Les quelque trente années qui suivent la mort du prophète sont déterminantes pour l'histoire de l'Islam. Elles ouvrent une période d'expansion et de conquête mais surtout, avec la question de la succession, elles sont à l'origine de la profonde division du monde musulman, encore souvent vécue de manière combative.

La disparition de Muhammad est suivie d'une grande confusion car la nouvelle communauté n'a aucune indication explicite sur la manière d'élire un dirigeant politique et religieux.

L'Islam chi'ite affirme, depuis le IIe siècle de l'hégire (VIIIe siècle) que Muhammad a désigné comme devant être son successeur Ali, son cousin, époux de sa fille Fatima et père de ses deux petits-fils, Hassan et Husayn. Les grands Compagnons du Prophète auraient passé outre à sa volonté en désignant l'un d'entre eux, Abu Bakr en l'occurrence, comme premier calife. L'Islam sunnite, constitué chronologiquement au IIIe (IXe siècle) hésite à se prononcer car il est en partie tributaire de récits chiites. Le jeu politique complexe des trois premiers siècles de l'Islam interfère constamment, en l'espèce, avec l'histoire historique. Face à la thèse chi'ite de la désignation de Ali, la contre-thèse sunnite de la désignation d'Abu Bakr, le premier calife historique, finira par se construire. En réalité, il semble acquis qu'aucune désignation préalable — qui aurait été contraire aux normes tribales selon lesquelles les représentants dominants du groupe décident seuls de la succession — n'ait été faite. Le choix du premier calife serait revenu, comme il était d'usage, à un conseil, qui n'aurait pas manqué d'être fort orageux.

Le califat de Médine compte quatre califes qui seront appelés les Bien Guidés (Rashidun).

Dans un premier temps, la majorité des musulmans s'accorde sur la personnalité d'Abu Bakr. Il est à la fois le compagnon de Muhammad et son beau-père.

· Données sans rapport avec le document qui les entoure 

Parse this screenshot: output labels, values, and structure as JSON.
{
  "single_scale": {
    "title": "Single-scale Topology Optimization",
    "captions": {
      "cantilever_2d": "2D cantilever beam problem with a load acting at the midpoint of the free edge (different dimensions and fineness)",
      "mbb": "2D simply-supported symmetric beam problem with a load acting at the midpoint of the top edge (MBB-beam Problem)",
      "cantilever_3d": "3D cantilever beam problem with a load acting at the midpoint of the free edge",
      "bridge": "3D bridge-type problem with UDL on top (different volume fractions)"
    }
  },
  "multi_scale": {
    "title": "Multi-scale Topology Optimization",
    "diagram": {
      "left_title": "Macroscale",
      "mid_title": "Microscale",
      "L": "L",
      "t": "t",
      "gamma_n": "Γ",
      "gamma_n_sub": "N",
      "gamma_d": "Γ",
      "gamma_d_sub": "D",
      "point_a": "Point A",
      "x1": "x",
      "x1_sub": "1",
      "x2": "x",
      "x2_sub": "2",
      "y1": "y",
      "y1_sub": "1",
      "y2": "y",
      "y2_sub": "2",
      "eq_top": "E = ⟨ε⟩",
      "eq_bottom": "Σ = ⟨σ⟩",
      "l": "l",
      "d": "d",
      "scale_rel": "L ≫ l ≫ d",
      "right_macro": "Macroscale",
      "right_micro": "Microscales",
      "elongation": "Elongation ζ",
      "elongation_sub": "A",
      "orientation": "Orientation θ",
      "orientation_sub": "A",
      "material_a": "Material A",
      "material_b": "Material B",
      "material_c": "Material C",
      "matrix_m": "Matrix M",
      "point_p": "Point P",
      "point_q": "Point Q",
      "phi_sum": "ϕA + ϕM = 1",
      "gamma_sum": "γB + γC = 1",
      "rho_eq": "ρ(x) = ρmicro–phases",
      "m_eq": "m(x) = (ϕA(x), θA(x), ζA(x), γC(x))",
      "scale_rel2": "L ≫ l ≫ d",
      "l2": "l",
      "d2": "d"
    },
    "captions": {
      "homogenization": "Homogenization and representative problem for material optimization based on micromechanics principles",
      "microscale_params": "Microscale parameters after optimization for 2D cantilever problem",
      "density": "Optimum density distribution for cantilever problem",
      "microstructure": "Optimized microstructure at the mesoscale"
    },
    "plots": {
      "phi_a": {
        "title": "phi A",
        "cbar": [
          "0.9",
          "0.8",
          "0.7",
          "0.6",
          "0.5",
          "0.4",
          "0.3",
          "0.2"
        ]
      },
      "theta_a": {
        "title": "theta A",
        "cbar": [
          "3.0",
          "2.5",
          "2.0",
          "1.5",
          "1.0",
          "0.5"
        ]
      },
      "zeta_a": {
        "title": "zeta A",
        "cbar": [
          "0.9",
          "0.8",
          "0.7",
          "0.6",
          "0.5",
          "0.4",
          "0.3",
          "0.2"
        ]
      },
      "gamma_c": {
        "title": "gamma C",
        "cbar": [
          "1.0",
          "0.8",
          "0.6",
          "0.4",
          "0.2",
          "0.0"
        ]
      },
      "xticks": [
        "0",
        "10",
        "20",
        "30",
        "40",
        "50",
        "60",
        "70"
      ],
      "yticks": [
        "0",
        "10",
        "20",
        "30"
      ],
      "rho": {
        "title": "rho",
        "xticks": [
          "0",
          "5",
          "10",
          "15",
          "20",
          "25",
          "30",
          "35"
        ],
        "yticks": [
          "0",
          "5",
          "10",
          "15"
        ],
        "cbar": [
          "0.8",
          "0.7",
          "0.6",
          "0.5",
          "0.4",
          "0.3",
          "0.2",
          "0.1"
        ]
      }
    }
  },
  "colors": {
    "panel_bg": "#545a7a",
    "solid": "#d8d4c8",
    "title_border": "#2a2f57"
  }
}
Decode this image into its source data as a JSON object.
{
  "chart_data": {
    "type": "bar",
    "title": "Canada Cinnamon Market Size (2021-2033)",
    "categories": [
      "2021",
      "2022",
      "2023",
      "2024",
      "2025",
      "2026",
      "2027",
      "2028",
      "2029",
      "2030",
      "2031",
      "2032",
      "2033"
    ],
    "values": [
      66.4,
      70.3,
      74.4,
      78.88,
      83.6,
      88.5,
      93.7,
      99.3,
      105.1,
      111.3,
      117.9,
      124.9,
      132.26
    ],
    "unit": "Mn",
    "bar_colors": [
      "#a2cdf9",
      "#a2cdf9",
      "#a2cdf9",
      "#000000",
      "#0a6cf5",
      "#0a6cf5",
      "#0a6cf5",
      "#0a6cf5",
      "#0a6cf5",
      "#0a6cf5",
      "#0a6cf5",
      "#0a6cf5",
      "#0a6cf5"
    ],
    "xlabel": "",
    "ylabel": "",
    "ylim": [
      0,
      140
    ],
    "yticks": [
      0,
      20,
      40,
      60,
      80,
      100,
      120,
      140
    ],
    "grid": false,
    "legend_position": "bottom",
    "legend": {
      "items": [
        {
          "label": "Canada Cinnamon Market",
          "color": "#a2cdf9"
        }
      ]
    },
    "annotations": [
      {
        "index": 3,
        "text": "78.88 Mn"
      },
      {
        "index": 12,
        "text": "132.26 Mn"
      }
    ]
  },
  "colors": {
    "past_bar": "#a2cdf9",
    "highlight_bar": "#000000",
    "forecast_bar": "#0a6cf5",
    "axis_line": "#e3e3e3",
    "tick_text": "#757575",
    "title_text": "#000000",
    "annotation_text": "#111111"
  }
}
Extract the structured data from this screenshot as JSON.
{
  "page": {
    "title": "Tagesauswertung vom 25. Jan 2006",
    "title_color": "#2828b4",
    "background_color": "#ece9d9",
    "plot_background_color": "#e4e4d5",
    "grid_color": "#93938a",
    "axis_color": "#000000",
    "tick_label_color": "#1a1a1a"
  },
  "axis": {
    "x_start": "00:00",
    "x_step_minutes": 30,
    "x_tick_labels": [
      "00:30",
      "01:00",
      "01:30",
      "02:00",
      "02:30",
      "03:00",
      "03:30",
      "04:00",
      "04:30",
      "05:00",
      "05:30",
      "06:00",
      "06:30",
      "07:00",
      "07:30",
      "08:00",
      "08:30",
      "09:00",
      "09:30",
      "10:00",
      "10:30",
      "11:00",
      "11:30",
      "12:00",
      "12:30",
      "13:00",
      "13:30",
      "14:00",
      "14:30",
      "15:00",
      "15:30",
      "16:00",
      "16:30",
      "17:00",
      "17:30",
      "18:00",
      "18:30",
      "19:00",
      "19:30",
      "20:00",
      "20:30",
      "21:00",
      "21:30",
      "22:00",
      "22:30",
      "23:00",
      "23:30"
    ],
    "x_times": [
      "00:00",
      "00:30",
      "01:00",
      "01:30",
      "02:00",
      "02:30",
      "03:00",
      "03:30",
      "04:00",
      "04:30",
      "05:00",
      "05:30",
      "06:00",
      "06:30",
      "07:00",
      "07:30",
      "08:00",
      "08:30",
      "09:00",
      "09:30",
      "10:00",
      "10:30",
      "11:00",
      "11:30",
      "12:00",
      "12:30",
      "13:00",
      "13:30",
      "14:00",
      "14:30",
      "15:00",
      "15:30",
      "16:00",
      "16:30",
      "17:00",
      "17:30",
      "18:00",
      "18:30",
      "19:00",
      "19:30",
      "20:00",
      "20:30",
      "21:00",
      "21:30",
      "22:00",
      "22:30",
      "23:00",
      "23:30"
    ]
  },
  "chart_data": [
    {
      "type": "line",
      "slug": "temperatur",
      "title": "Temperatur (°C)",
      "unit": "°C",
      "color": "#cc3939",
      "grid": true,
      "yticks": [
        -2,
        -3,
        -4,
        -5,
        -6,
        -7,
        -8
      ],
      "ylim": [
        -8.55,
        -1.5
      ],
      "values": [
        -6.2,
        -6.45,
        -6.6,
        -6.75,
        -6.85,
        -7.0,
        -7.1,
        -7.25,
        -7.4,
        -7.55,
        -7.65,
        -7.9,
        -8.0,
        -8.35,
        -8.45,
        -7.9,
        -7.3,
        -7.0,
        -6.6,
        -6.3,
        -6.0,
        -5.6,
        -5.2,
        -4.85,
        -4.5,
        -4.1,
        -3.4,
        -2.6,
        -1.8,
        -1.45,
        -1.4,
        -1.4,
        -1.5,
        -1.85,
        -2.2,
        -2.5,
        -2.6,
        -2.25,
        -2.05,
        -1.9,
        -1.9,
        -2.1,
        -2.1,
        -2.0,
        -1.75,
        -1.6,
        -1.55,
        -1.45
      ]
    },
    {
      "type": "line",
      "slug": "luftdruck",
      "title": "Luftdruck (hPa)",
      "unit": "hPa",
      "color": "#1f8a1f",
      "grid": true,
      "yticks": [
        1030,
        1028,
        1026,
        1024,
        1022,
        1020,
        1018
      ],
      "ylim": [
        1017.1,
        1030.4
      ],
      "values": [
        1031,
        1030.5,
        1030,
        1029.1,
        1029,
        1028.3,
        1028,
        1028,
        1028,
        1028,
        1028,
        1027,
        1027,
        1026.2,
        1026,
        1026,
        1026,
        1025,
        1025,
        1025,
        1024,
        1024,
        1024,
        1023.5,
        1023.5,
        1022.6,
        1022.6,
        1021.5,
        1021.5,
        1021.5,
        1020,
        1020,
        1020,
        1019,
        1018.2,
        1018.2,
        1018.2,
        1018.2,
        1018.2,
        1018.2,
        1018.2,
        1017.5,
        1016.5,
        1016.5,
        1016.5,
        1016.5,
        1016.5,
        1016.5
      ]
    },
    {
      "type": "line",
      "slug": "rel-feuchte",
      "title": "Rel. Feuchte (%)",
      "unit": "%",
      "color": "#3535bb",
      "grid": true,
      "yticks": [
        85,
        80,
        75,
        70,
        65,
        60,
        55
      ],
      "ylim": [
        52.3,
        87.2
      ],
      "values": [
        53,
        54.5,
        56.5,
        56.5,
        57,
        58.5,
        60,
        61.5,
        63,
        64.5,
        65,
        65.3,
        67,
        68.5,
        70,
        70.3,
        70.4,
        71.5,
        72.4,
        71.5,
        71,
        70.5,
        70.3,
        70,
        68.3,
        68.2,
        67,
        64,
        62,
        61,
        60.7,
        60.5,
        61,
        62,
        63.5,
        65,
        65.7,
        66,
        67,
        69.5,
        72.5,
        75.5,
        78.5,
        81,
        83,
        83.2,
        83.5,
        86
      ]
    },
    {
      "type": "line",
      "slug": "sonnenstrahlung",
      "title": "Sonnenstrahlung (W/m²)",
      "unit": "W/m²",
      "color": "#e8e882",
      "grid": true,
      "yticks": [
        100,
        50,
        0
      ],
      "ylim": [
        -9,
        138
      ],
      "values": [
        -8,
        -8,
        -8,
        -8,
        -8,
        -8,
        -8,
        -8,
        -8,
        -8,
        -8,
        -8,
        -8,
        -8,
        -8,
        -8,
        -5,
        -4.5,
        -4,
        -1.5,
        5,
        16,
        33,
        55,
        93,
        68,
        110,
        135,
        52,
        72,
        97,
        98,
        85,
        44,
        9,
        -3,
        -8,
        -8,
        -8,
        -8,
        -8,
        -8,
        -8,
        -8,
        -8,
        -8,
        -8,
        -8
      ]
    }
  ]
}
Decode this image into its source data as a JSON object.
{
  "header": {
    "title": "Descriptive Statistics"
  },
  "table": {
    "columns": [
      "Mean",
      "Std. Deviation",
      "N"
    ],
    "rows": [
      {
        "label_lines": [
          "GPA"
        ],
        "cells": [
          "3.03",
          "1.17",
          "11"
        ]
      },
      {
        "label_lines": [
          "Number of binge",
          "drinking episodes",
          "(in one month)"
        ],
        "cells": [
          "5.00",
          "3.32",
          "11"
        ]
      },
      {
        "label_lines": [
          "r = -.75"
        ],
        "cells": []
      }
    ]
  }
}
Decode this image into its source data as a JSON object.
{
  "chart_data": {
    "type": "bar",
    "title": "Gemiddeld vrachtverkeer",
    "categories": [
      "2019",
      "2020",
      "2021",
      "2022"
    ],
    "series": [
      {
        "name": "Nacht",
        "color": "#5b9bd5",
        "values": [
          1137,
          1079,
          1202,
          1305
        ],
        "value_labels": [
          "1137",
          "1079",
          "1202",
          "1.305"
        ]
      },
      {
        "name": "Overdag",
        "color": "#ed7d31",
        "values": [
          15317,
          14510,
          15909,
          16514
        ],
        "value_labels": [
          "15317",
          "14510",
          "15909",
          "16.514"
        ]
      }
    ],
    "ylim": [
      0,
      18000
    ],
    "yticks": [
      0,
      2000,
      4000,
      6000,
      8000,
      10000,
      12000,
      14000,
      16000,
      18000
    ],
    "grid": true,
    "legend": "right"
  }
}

Ainsi, le premier calife (littéralement, celui qui succède) est désigné : la notion est présente dans le Coran mais elle reste imprécise et son contenu va changer selon les époques.

Pendant son règne, il réprime les révoltes tribales et pousse ses troupes vers le Nord. Mais son action est brève, 2 ans, puisqu'il meurt en 634, après avoir désigné le deuxième calife : Omar, autre beau-père de Muhammad.

Le califat d'Omar (10 années) amplifie et organise une conquête spontanée (Perse, territoires byzantins) et agence l'administration financière, juridique et militaire. Il fait désigner son successeur, Othman, par un collège électoral mais il est assassiné par un esclave chrétien.

Le troisième calife Othman, gendre du prophète et compagnon, sera lui aussi assassiné dans des conditions obscures (656). Moins énergique qu'Omar, il laisse se mettre en place de graves dissensions, alimentées par les querelles de la répartition de l'impôt, et auxquelles participent Aïcha, la jeune veuve de Mahomet, et Ali, son gendre et cousin.

C'est justement Ali qui sera le quatrième calife (jusqu'en 661).

En quelques années, les musulmans se sont rendus maîtres d'un espace de dimensions impériales. C'était là une situation absolument nouvelle pour des hommes de tribu habitués à des modèles de microsocialité. Les tensions et les conflits internes qui en résultèrent débouchèrent, sous le quatrième calife, sur une guerre entre tribus de cinq ans qui sera nommée plus tard la " Grande Épreuve ", al-Fitna al-Kubra. Elle constitue, jusque dans l'Islam actuel, un traumatisme culturel, religieux et symbolique majeur, senti comme la rupture de l'unité idéale et mythique de la période prophétique.